Our time in Kyoto was short, but in truth, felt appropriate. There's a lot to see here (the requisite shrines and temples mainly), but it was the quiet moments, like a rare Geisha sighting late at night and a frozen in time coffee shop run by an spry 80 year old man with an impressive collection of vintage radios that made Kyoto memorable for me. These experiences made me remember why it is I love to travel and why every destination deserves a closer look.
WHERE TO STAY
Villa Aneyakoji was a lovely, modern ryokan experience. The service here was top notch. Tip: The penthouse was a great value; it's a twin room, but there's a huge terrace overlooking the city. They'll deliver breakfast to your terrace upon request, though for the price you can definitely find a better meal.
The Ritz Carlton Kyoto is brand new (built in 2014) and has a killer, riverside location. The service was outstanding (the concierge helped us book an incredible, last minute dinner reservation) and the common spaces were beautifully designed. Our room didn't have a river view, but was nonetheless excellent (hello teak shower!!). Don't miss breakfast, complete with Pierre Herme pastries (I had 4). Tip: Book a massage. The spa experience here is truly wonderful.
WHAT TO DO
Kinkauji, also known as the Golden Temple, is arguably one of the most popular Kyoto attractions. Expect crowds. The temple itself is beautiful, gold and glittery. Bonus: there's a tea garden here selling snacks and drinks.
The Bamboo Forest is a lovely and tranquil spot, despite the crowds of people. Go early (around 7AM) if you want to have a moment of actual zen.

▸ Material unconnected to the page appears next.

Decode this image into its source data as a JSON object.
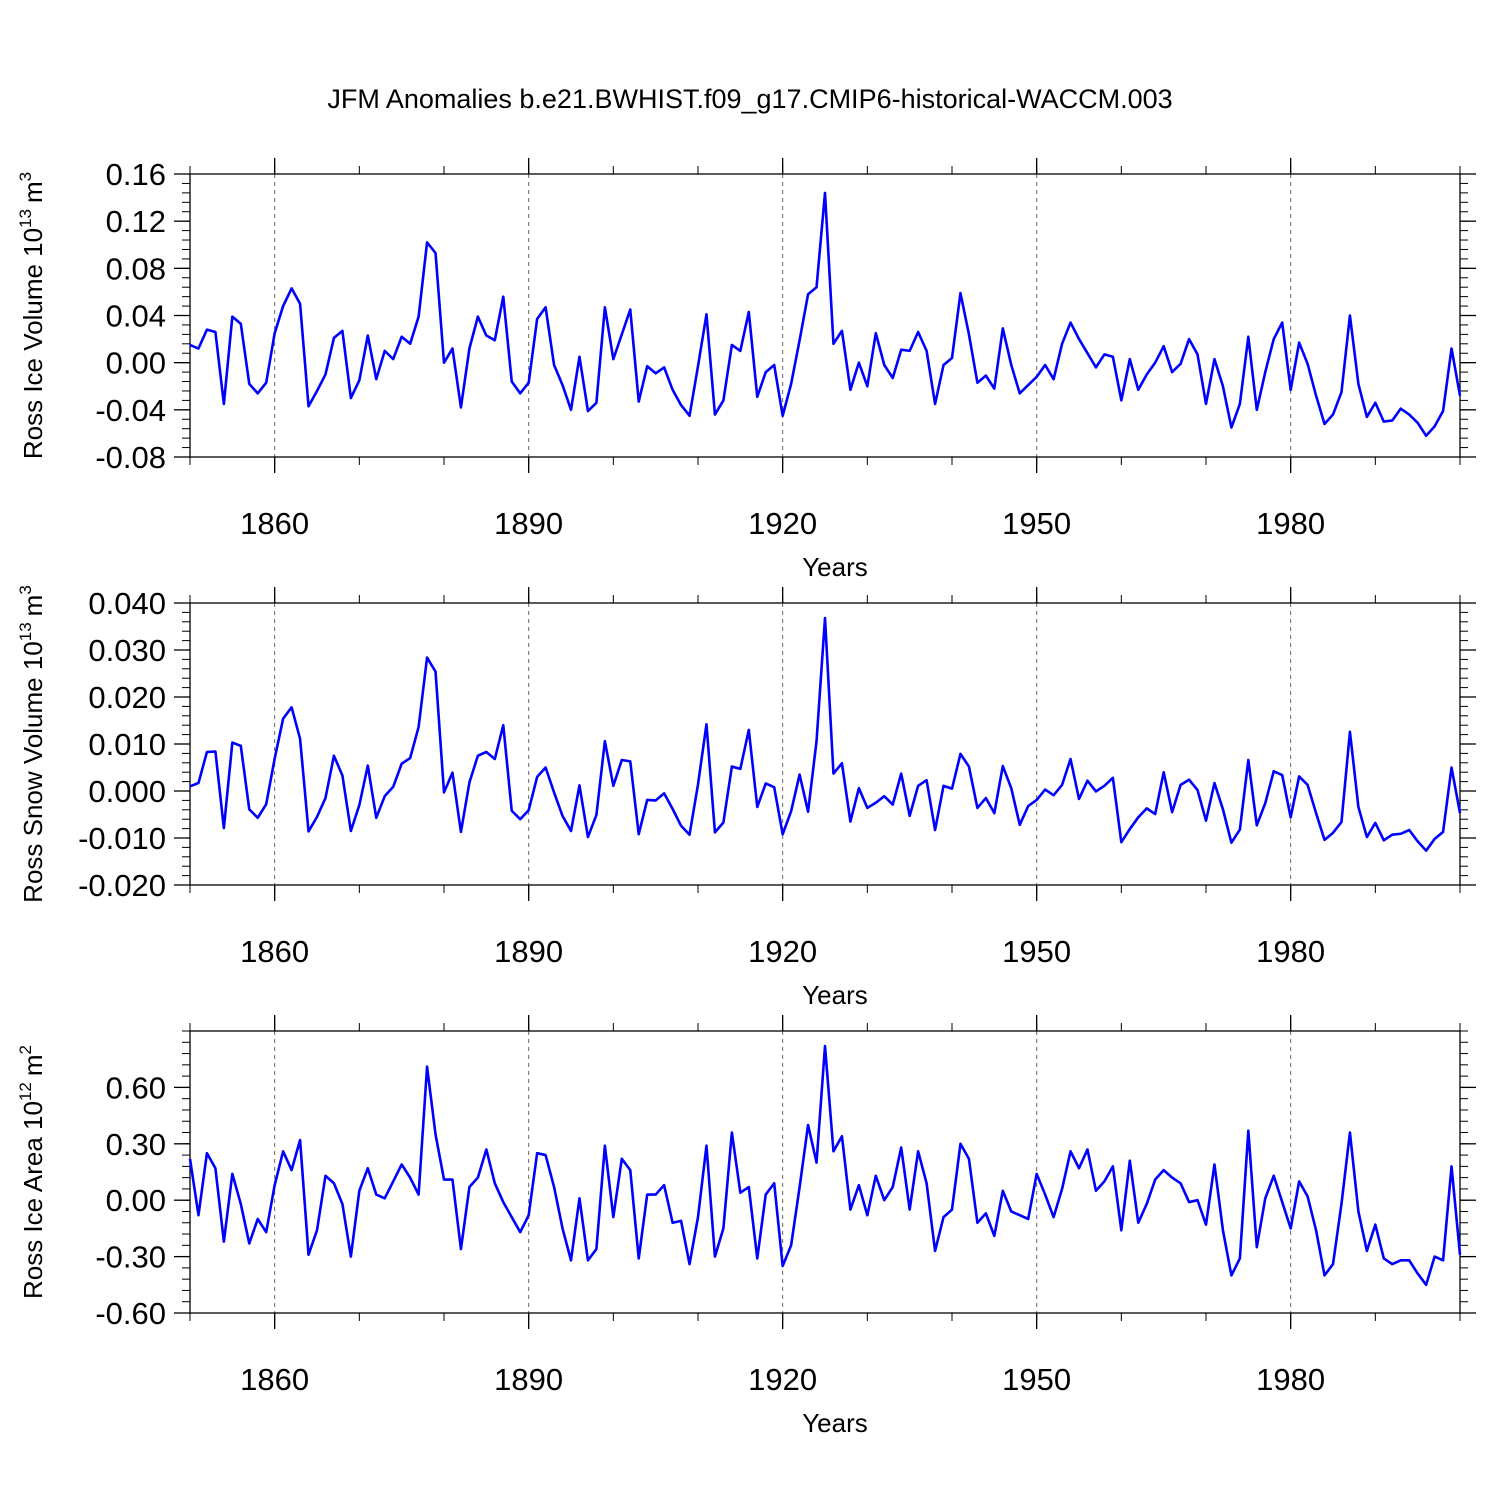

The Tenryu-ji Temple is accessible from the Bamboo forest and is worth a visit if you're in the area.
The Philosopher's Walk is a peaceful way to see Kyoto. The path is lined with cute shops, restaurants and cafes making this an enjoyable place for a mid-afternoon stroll.
WHERE TO EAT
Though most places on the river look inviting, they're mainly tourist spots catering to Western tastes. If you want something a bit more authentic, you'll have to wander off the main drag. The Gion District has a handful of restaurants and bars that feel much more authentically Japanese.
Gion Niti is top of my list for atmosphere, service and food. Tucked away on a side street and impossible to find, the bar is decorated in gilded rice paper and is absolutely stunning. The drinks here are expertly mixed and are well worth the bar charge. The menu has a wide range of options (delicious Kobe beef starter), but you'd be silly not to order the pizza. Yes, I know, pizza in Japan. But this was truly some of the best I've ever had...and I've had a lot (in Italy and beyond!). Excellent wines by the glass, no easy feat in Japan, and range of Japanese whiskeys.
Bar K6 was the perfect place to kick off our evening. The bartenders sport tuxedos and take their drinks very seriously, though the decor might suggest otherwise. Cave de K downstairs is a must for any whiskey lover.
Jiki Miyazawa is a traditional kappō dining experience (when diners line up in a row facing the chef) and one that will leave you breathless. Our meal was fantastic and the chef is certainly deserving of his Michelin star. The star of the show is a lovely piece of broiled sesame tofu that bursts open like a savory creme brûlée. A perfect kaiseki experience. Reservations are essential.
Kyoto is known for tofu, and there's no better place to sample it then Tofu Cuisine Matsugae. Popular with locals, this spot is a bit under the radar and can be hard to find. Solider on. The green tea and soba flavored tofu make it worth it. Set lunch menu available.
GOOD TO KNOW
Resign yourself to the fact that seeing EVERY. SINGLE. SHRINE. might not be 100% realistic. Kyoto is far more spread out than I anticipated, and we had to whittle our list down significantly. Most shrines and temples are at least 40 minutes from the city center. Public transportation (trains and buses) is available, but given our limited time, we opted to take taxis. Looking back, we probably should have hired a guide/driver (something we rarely do). If time is an issue, I'd consider this as an option.
Kyoto is famous for Geisha, though there are a lot of fakes walking around. If you want to spot a real one, it will require patience. We got very lucky and were literally in the right place at the right time. No matter what, if you do see one, be respectful. This is a time honored tradition and not a tourist attraction.
In truth, we probably picked the worst time to visit Kyoto (late summer) when the weather made it nearly impossible to enjoy all of the outdoor attractions. If you can, come during Spring or Fall when the cherry blossoms and autumn colors make Kyoto come alive.
I touched on this in my Tokyo notes, but unless you are planning to do a fair bit of touring around Japan, I'm not totally sure the JR Pass makes sense. Getting it was a bit of a headache, and requires a voucher exchange at the ticket office before you can actually use it. If Kyoto is your only destination outside of Japan, you might be better off purchasing tickets while in Japan.